Thursday, March 29, 2012

PAY ME NOW OR PAY ME LATER…

3/29/12

This week’s oral arguments in the Supreme Court concerning what has come to be known as “Obamacare” (See yesterday’s post, YOU CAN’T TELL THE PLAYERS WITHOUT A SCORECARD) have given me and, apparently, those few journalists who are not wholly consumed with the Trayvon Martin story, occasion to revisit the health insurance issue extensively. Yesterday, I opined on the Supreme Court’s deliberations and the political implications thereof. Today, I thought it would be fruitful to discuss a substantive (judging from the action in the Court, THE substantive) portion of the bill: the mandate that essentially everyone in the country buy health insurance.

As I have said before, even I, with my purported libertarian leanings, have no problem with an insurance mandate. Why? Because to say that one has a right not to buy health insurance is to say that one has the right to pawn off his responsibilities on everybody else. If a person were to get sick while uninsured, the very high likelihood is that his fellow citizens (i.e., you and I) will ultimately pay for his or her hospital and doctor bills, either through higher health insurance premia or through the tax system (or, in the modern world, the money printing system) in the form of taxes to support Medicaid or similar health insurance provision programs. There is nothing patriotic, noble, admirable, honorable, tough, or free market about demanding that others pick up your tab.

Some who are clearly either uninformed or filthy rich will argue that they don’t need health insurance because they will pay for their medical costs out of their own pockets. They apparently don’t realize that the cost of a hospital visit can easily be high enough to bankrupt a typical American family.

Others will argue that the young and healthy should not be forced to buy insurance because they “don’t need it.” The underlying assumption behind this "logic" is that young and apparently healthy people are immune to accidents and illnesses that can attack us at any age and in any state of health.

Everyone, with the possible exception of (probably both of) those wealthy enough to pay for any health care they could possibly incur, needs to buy health insurance…unless s/he somehow thinks it is somehow just and honorable to have everyone else pay for his or her health care.

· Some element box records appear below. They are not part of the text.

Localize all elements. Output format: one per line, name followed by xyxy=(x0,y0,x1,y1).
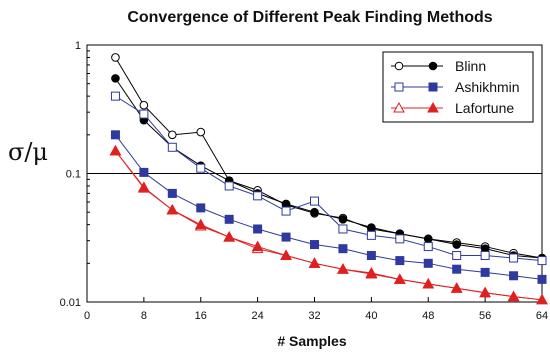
data-point xyxy=(308,257,321,268)
series-ashikhmin-open xyxy=(110,91,547,266)
x-tick-label: 24 xyxy=(252,310,264,322)
data-point xyxy=(479,286,491,298)
data-point xyxy=(393,273,406,284)
data-point xyxy=(139,100,149,110)
data-point xyxy=(367,223,376,232)
data-point xyxy=(423,234,433,244)
y-axis-label: σ/μ xyxy=(8,138,48,166)
data-point xyxy=(168,130,177,140)
data-point xyxy=(366,230,376,240)
y-tick-label: 0.1 xyxy=(66,169,81,181)
data-point xyxy=(194,218,207,230)
x-tick-label: 64 xyxy=(536,310,548,322)
data-point xyxy=(111,53,120,62)
data-point xyxy=(223,231,236,242)
data-point xyxy=(110,91,120,101)
legend-marker-filled xyxy=(428,61,438,71)
x-tick-label: 32 xyxy=(308,310,320,322)
plot-area xyxy=(109,53,548,305)
x-tick-label: 56 xyxy=(479,310,491,322)
data-point xyxy=(110,130,120,140)
x-ticks: 0 8 16 24 32 40 48 56 64 xyxy=(84,297,548,322)
x-tick-label: 48 xyxy=(422,310,434,322)
data-point xyxy=(310,240,319,250)
series-lafortune-open xyxy=(109,144,548,305)
legend-marker-open xyxy=(393,101,405,113)
x-tick-label: 16 xyxy=(195,310,207,322)
data-point xyxy=(196,163,206,173)
data-point xyxy=(253,191,263,201)
series-line xyxy=(115,95,543,262)
y-tick-label: 1 xyxy=(75,40,81,52)
data-point xyxy=(310,196,319,206)
chart-title: Convergence of Different Peak Finding Me… xyxy=(127,9,492,26)
series-line xyxy=(115,78,543,259)
y-tick-label: 0.01 xyxy=(60,297,81,309)
data-point xyxy=(338,215,348,224)
series-line xyxy=(115,150,543,301)
data-point xyxy=(196,127,206,137)
legend-label: Lafortune xyxy=(455,100,514,116)
legend-label: Ashikhmin xyxy=(455,79,520,95)
data-point xyxy=(452,240,461,249)
data-point xyxy=(509,253,519,263)
x-tick-label: 8 xyxy=(141,310,147,322)
data-point xyxy=(281,206,291,216)
legend-item-blinn: Blinn xyxy=(391,58,486,74)
data-point xyxy=(423,258,433,268)
data-point xyxy=(480,251,490,261)
data-point xyxy=(224,214,234,224)
x-axis-label: # Samples xyxy=(277,333,346,349)
data-point xyxy=(452,264,462,274)
data-point xyxy=(338,244,348,254)
data-point xyxy=(167,142,177,152)
legend-marker-open xyxy=(394,82,404,92)
data-point xyxy=(111,74,120,83)
data-point xyxy=(310,207,319,217)
data-point xyxy=(450,282,463,293)
data-point xyxy=(395,234,405,244)
data-point xyxy=(537,256,547,266)
data-point xyxy=(337,263,349,274)
x-tick-label: 0 xyxy=(84,310,90,322)
legend-marker-filled xyxy=(428,82,438,92)
data-point xyxy=(280,249,292,261)
legend-item-lafortune: Lafortune xyxy=(391,100,514,116)
legend-label: Blinn xyxy=(455,58,486,74)
data-point xyxy=(139,109,149,119)
series-lafortune-filled xyxy=(109,144,548,305)
legend-marker-filled xyxy=(427,101,439,113)
data-point xyxy=(366,251,376,261)
series-ashikhmin-filled xyxy=(110,130,547,284)
data-point xyxy=(138,181,150,192)
data-point xyxy=(480,267,490,277)
data-point xyxy=(196,203,206,213)
data-point xyxy=(166,203,179,215)
data-point xyxy=(452,251,462,261)
data-point xyxy=(281,232,291,242)
data-point xyxy=(224,181,234,191)
series-line xyxy=(115,134,543,280)
data-point xyxy=(251,240,264,252)
x-tick-label: 40 xyxy=(365,310,377,322)
data-point xyxy=(507,290,520,302)
data-point xyxy=(423,242,433,252)
data-point xyxy=(281,199,291,209)
data-point xyxy=(509,271,519,281)
data-point xyxy=(253,224,263,234)
data-point xyxy=(537,274,547,284)
data-point xyxy=(338,224,348,234)
y-ticks: 1 0.1 0.01 xyxy=(60,40,90,309)
data-point xyxy=(139,167,149,177)
legend-marker-open xyxy=(394,61,404,71)
legend-item-ashikhmin: Ashikhmin xyxy=(391,79,520,95)
legend: Blinn Ashikhmin Lafortune xyxy=(382,51,534,123)
data-point xyxy=(109,144,122,156)
data-point xyxy=(395,256,405,266)
data-point xyxy=(536,293,548,305)
data-point xyxy=(365,267,378,278)
data-point xyxy=(167,188,177,198)
data-point xyxy=(422,277,435,289)
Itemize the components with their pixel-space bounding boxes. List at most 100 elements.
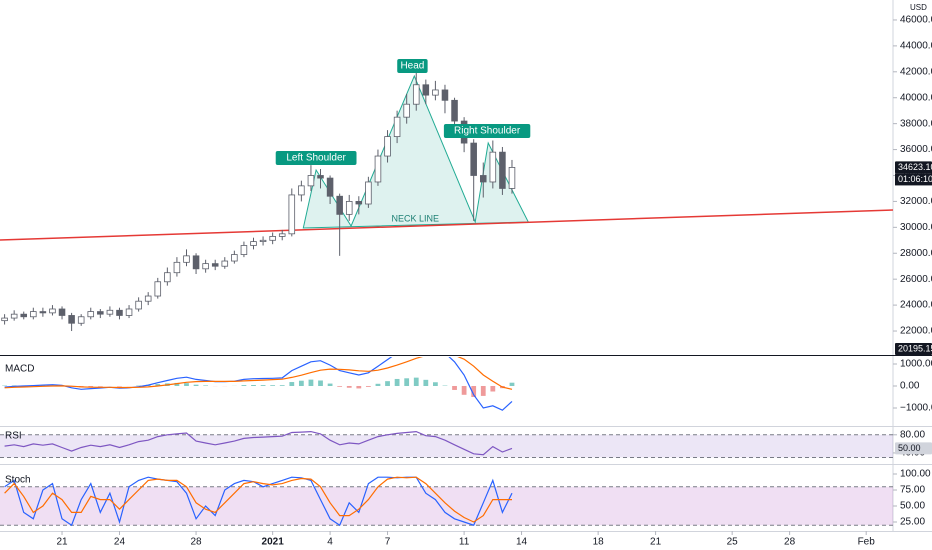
y-tick-label: 32000.00 xyxy=(900,196,932,207)
stoch-line xyxy=(4,476,513,527)
candle-body xyxy=(10,313,18,319)
y-tick-label: 26000.00 xyxy=(900,274,932,285)
y-tick-label: −1000.00 xyxy=(900,403,932,414)
histogram-bar xyxy=(270,385,276,386)
x-tick-label: 21 xyxy=(650,537,662,548)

There is one set of circumstances under which I could honestly and wholeheartedly adhere rigidly to what some call my libertarian principles and oppose a mandate. If we were to make sure that anyone who consumes health care pay, one way or the other, for the health care he consumes, I, too, would vigorously oppose a mandate. If, for example, someone gets sick or gets in a car accident and winds up in the hospital, he will have to pay that bill, no matter how large, either through insurance which he would voluntarily purchase or out of his own pocket. If he is uninsured and, as will generally be the case, is unable to pay the bill, the provider will be able to seize his bank accounts, stocks and bonds, cars, house (and I don’t mean put a lien on his house; I mean evict him and his family from his house and sell it to satisfy the claim), or any other assets he might have, in addition to, of course, garnishing his wages, in order to satisfy the claim. In other words, if one were to get sick or otherwise require medical care and is uninsured, he would have to pay the claim or would be financially broken in a forced effort to pay the claim. Further, it would have to be widely advertised that the consequences of incurring medical costs without insurance will, in most cases, be utter and complete financial ruin. No exceptions, no heart rending tales, no sob stories—if you incur a medical bill you will pay it, be financially destroyed, or both.

Such a system would provide sufficient incentive, without a mandate, to purchase medical insurance. However, we know that we would never enforce such a regimen; we simply will not throw people out in the street if they fail to buy insurance and incur health expenses they cannot pay. We will fall for the admittedly and justifiably poignant tales of the kids who will wind up paying for their parents’ mistakes or their parents’ “inability” to purchase insurance. We are simply too compassionate a society, for better or worse (probably for better), to make people pay such a high price even for their own blatant irresponsibility.

In the absence of a system that makes it clear that failure to insure one’s self and then demanding medical services will result in financial devastation, even ruin, people will still refuse to buy insurance and insist on having everyone else pay for their health care; i.e., they will exercise their right to be irresponsible. This is intolerable in a nation that demands, or at least once demanded, that people live up to certain responsibilities in order to live in a free society. Therefore I, and more people who think like I do than one would suspect, express, at least privately, little or no problem with a health insurance mandate.